Datasets For Education

July 30, 2024

Datasets are kind of like the bricks to an AI model. They provide shape, form and structure. Put simply, they are examples of what you want the AI conversations to look like.

Datasets for Education is a new, open (as in everything produced will be released MIT Open-Source) initiative to:

  1. Learn and grow our understanding of how AI systems work by creating one of their constituent parts (and of course training lots of models)
  2. Critically exploring the conversational and pedagogical techniques employed by default in different language models
  3. Evaluating what effective pedagogy could look like through LLM models
  4. Building automated “data synthesis pipelines” and generating datasets

This isn’t a task that requires extensive technical skills, rather the ideal participant is someone who:

  • Is a passionate educator
  • Has extensive experience using LLMs (ChatGPT is enough)
  • Has found the output from LLMs occasionally unsatisfactory given certain contexts

If that sounds like you, read on.

What can I do to help?

There are two main goals to this initiative.

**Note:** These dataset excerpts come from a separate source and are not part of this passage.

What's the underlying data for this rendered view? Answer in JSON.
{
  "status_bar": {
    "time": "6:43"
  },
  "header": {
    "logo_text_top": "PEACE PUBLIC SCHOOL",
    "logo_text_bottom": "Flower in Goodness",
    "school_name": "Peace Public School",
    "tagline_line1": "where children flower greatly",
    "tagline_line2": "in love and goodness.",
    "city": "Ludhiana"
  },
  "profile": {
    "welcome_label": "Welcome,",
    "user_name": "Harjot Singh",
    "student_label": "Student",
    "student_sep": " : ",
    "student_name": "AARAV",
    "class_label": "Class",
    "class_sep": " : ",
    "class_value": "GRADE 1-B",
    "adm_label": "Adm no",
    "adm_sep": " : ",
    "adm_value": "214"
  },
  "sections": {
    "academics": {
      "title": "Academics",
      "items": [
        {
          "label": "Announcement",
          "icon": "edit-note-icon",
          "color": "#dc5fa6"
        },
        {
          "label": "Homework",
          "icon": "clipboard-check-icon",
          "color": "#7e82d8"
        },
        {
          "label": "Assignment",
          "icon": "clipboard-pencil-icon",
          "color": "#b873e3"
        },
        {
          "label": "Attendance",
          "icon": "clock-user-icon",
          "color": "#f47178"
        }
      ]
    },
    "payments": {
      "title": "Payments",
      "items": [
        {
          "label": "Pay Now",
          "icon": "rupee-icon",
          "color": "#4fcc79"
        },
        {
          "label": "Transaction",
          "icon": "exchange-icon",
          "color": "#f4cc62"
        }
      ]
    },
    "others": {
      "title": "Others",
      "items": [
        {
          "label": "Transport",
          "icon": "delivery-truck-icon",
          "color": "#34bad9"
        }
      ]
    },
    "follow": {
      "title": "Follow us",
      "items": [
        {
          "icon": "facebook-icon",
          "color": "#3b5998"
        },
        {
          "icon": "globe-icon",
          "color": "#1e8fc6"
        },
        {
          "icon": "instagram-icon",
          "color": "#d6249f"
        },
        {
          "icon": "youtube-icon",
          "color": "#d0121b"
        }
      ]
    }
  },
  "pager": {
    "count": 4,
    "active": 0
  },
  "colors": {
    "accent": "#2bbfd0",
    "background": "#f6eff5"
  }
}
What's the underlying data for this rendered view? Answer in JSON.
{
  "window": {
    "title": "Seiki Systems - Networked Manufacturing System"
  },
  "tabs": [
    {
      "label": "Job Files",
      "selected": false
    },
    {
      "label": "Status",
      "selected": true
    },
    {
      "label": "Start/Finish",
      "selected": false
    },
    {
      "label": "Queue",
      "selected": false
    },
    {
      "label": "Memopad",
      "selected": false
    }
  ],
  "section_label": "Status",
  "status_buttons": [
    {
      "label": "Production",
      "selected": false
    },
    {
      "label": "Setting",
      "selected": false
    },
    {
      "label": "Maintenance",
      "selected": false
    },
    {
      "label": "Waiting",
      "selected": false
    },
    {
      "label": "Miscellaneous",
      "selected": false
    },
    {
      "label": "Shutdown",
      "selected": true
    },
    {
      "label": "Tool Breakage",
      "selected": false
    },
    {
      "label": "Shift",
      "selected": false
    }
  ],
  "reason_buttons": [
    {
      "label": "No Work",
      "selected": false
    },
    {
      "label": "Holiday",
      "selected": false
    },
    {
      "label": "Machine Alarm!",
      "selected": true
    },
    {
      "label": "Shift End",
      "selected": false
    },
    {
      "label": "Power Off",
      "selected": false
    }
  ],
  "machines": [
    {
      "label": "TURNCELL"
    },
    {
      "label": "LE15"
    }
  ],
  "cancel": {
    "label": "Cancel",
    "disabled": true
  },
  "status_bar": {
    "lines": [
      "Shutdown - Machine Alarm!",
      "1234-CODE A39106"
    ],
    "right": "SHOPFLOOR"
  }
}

  1. To create datasets that better reflect better pedagogical techniques than the existing commercial models
  2. To critically evaluate what “better pedagogy” looks like in the context of LLMs

To be honest, part 2 is the more important part of this question.

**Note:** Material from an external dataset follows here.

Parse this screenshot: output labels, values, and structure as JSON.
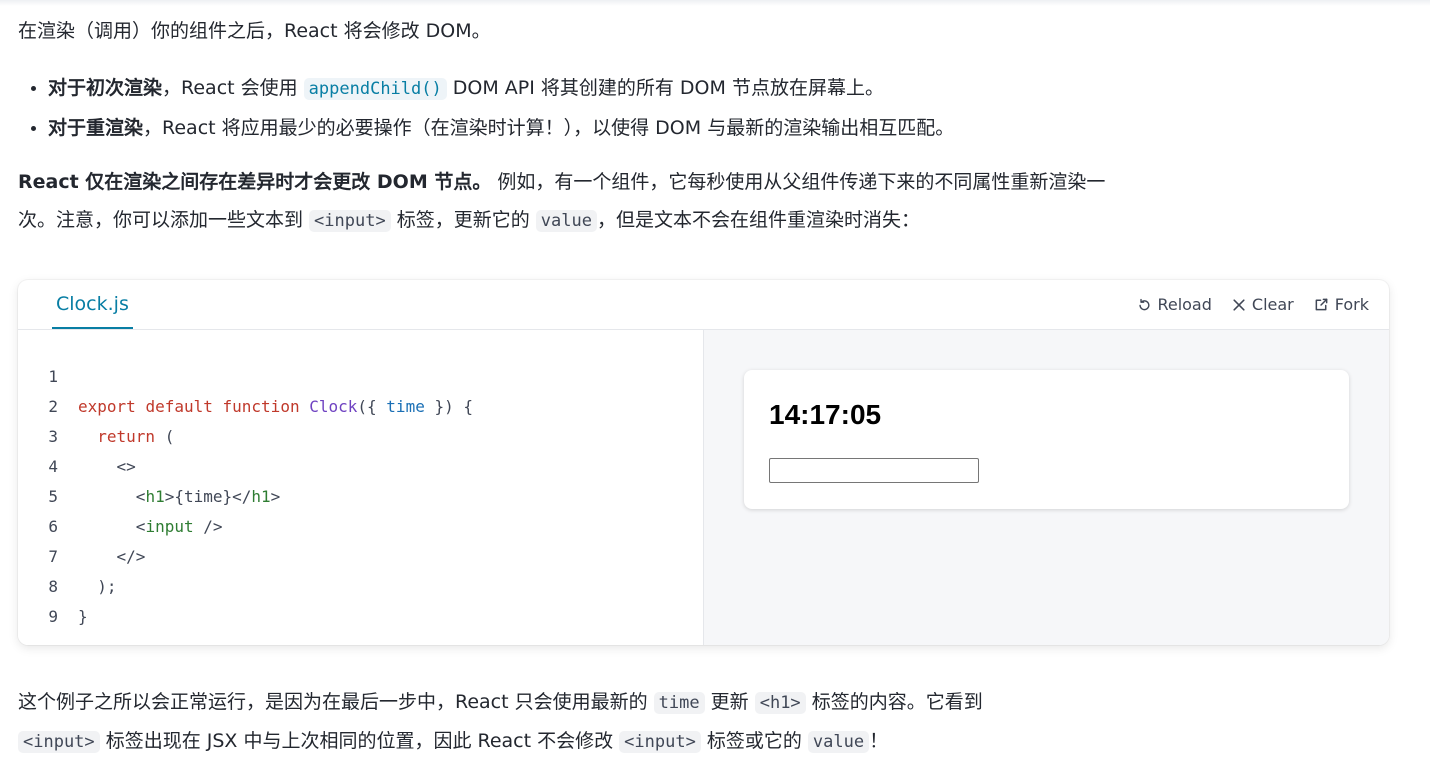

I hope this becomes a forum in which we critically discuss what different contexts students might be using AI systems, and given these contexts, how the AI should act.

Finetuning and shaping AI models is not a simple undertaking, but it is one that (I believe) requires the input of educators. My hope is to kickstart that process.

So how can you help:

First of all, engage in the discussion. Think, share and brainstorm what your “ideal” AI tutor would sound like. What questions should it ask? What tone should it use? When should it do rewrites and edits? When should it make suggestions? How should it scaffold?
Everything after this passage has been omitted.